Non posso ancora esserne completamente certo, ma quasi sicuramente abbiamo trovato una tomba.
Quello che momentaneamente rivede dopo millenni la luce del sole sono tre gradini, consumati dallo scorrere del tempo, che vanno a formare una scala che, con tutte le probabilità, condurrà molto in profondità.
Ho brindato con dell'ottimo brandy, che avevo portato con me nella speranza di stapparlo proprio in un caso come questo.
Spero che nel giro di poche settimane riusciremo a raggiungere l'ingresso, e spero di trovarvi cose meravigliose.
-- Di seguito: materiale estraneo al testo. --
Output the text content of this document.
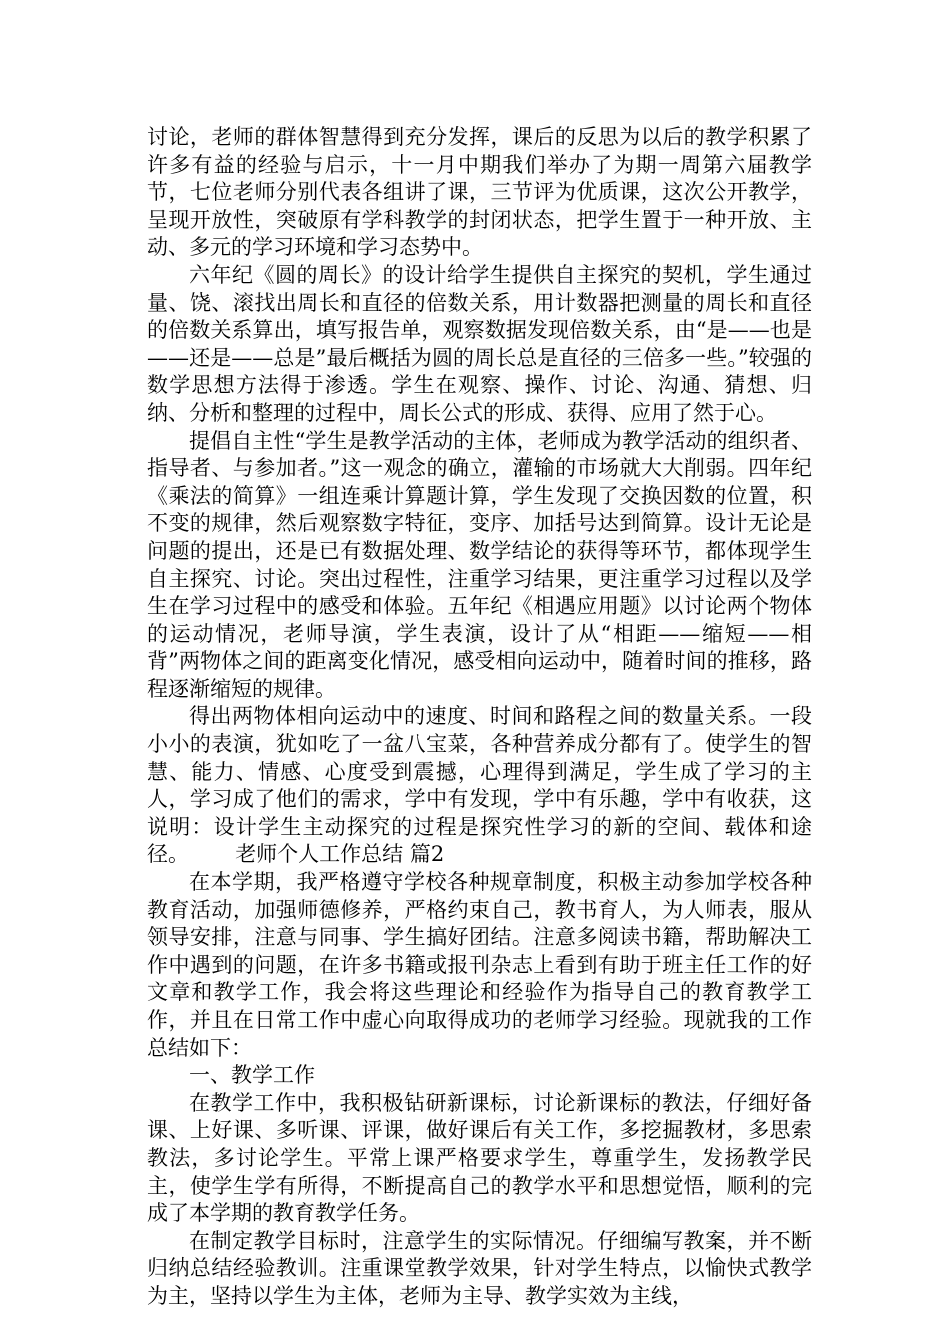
讨论，老师的群体智慧得到充分发挥，课后的反思为以后的教学积累了许多有益的经验与启示，十一月中期我们举办了为期一周第六届教学节，七位老师分别代表各组讲了课，三节评为优质课，这次公开教学，呈现开放性，突破原有学科教学的封闭状态，把学生置于一种开放、主动、多元的学习环境和学习态势中。

六年纪《圆的周长》的设计给学生提供自主探究的契机，学生通过量、饶、滚找出周长和直径的倍数关系，用计数器把测量的周长和直径的倍数关系算出，填写报告单，观察数据发现倍数关系，由“是——也是——还是——总是”最后概括为圆的周长总是直径的三倍多一些。”较强的数学思想方法得于渗透。学生在观察、操作、讨论、沟通、猜想、归纳、分析和整理的过程中，周长公式的形成、获得、应用了然于心。

提倡自主性“学生是教学活动的主体，老师成为教学活动的组织者、指导者、与参加者。”这一观念的确立，灌输的市场就大大削弱。四年纪《乘法的简算》一组连乘计算题计算，学生发现了交换因数的位置，积不变的规律，然后观察数字特征，变序、加括号达到简算。设计无论是问题的提出，还是已有数据处理、数学结论的获得等环节，都体现学生自主探究、讨论。突出过程性，注重学习结果，更注重学习过程以及学生在学习过程中的感受和体验。五年纪《相遇应用题》以讨论两个物体的运动情况，老师导演，学生表演，设计了从“相距——缩短——相背”两物体之间的距离变化情况，感受相向运动中，随着时间的推移，路程逐渐缩短的规律。

得出两物体相向运动中的速度、时间和路程之间的数量关系。一段小小的表演，犹如吃了一盆八宝菜，各种营养成分都有了。使学生的智慧、能力、情感、心度受到震撼，心理得到满足，学生成了学习的主人，学习成了他们的需求，学中有发现，学中有乐趣，学中有收获，这说明：设计学生主动探究的过程是探究性学习的新的空间、载体和途径。 老师个人工作总结 篇2

在本学期，我严格遵守学校各种规章制度，积极主动参加学校各种教育活动，加强师德修养，严格约束自己，教书育人，为人师表，服从领导安排，注意与同事、学生搞好团结。注意多阅读书籍，帮助解决工作中遇到的问题，在许多书籍或报刊杂志上看到有助于班主任工作的好文章和教学工作，我会将这些理论和经验作为指导自己的教育教学工作，并且在日常工作中虚心向取得成功的老师学习经验。现就我的工作总结如下：

一、教学工作

在教学工作中，我积极钻研新课标，讨论新课标的教法，仔细好备课、上好课、多听课、评课，做好课后有关工作，多挖掘教材，多思索教法，多讨论学生。平常上课严格要求学生，尊重学生，发扬教学民主，使学生学有所得，不断提高自己的教学水平和思想觉悟，顺利的完成了本学期的教育教学任务。

在制定教学目标时，注意学生的实际情况。仔细编写教案，并不断归纳总结经验教训。注重课堂教学效果，针对学生特点，以愉快式教学为主，坚持以学生为主体，老师为主导、教学实效为主线，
Voglio riuscire a riportare alla luce lo splendore di questa antica civiltà, voglio che la gente ricordi nuovamente queste persone vissute millenni fa, voglio rendere onore a questi antichi che, sono certo, ci hanno aiutati a essere ciò che oggi siamo.
Credo che scriverò una lettera da inviare a casa, sono certo che Juliet non veda l'ora di sapere come gli scavi stanno procedendo e che sarà più entusiasta di me quando saprà di questa scoperta.20 aprile 1810
Finalmente dopo otto giorni di lavoro ininterrotto siamo riusciti a liberare le scale e a raggiungere l'entrata: un meraviglioso corridoio con colonne a forma di palma e pareti piene di iscrizioni si è aperto davanti a me.
Sono entrato e ho fatto degli schizzi, per documentare il tutto.
Quello che mi ritrovo davanti agli occhi è una meraviglia, qualcosa che mai mi sarei aspettato di trovare.
Mi sento piccolo difronte a tale grandezza, a una tale sapienza posseduta dagli antichi che costruirono questo luogo.
Ora procederemo lentamente: potrebbe esserci qualche trappola, come documentato da altri archeologi.
Che scoperta!"Juliet, eccoti" disse Howard, entrando nella biblioteca e tirandola fuori di forza dai suoi pensieri.
"Già, eccomi" mormorò lei, richiudendo il diario del nonno di scatto, e stringendolo forte al petto: a volte le sembrava di poter riabbracciare Joseph in quel modo.
Il fratello la osservò per un momento incuriosito, per poi avvicinarsi a lei e appoggiarsi con scioltezza alla poltrona su cui era seduta.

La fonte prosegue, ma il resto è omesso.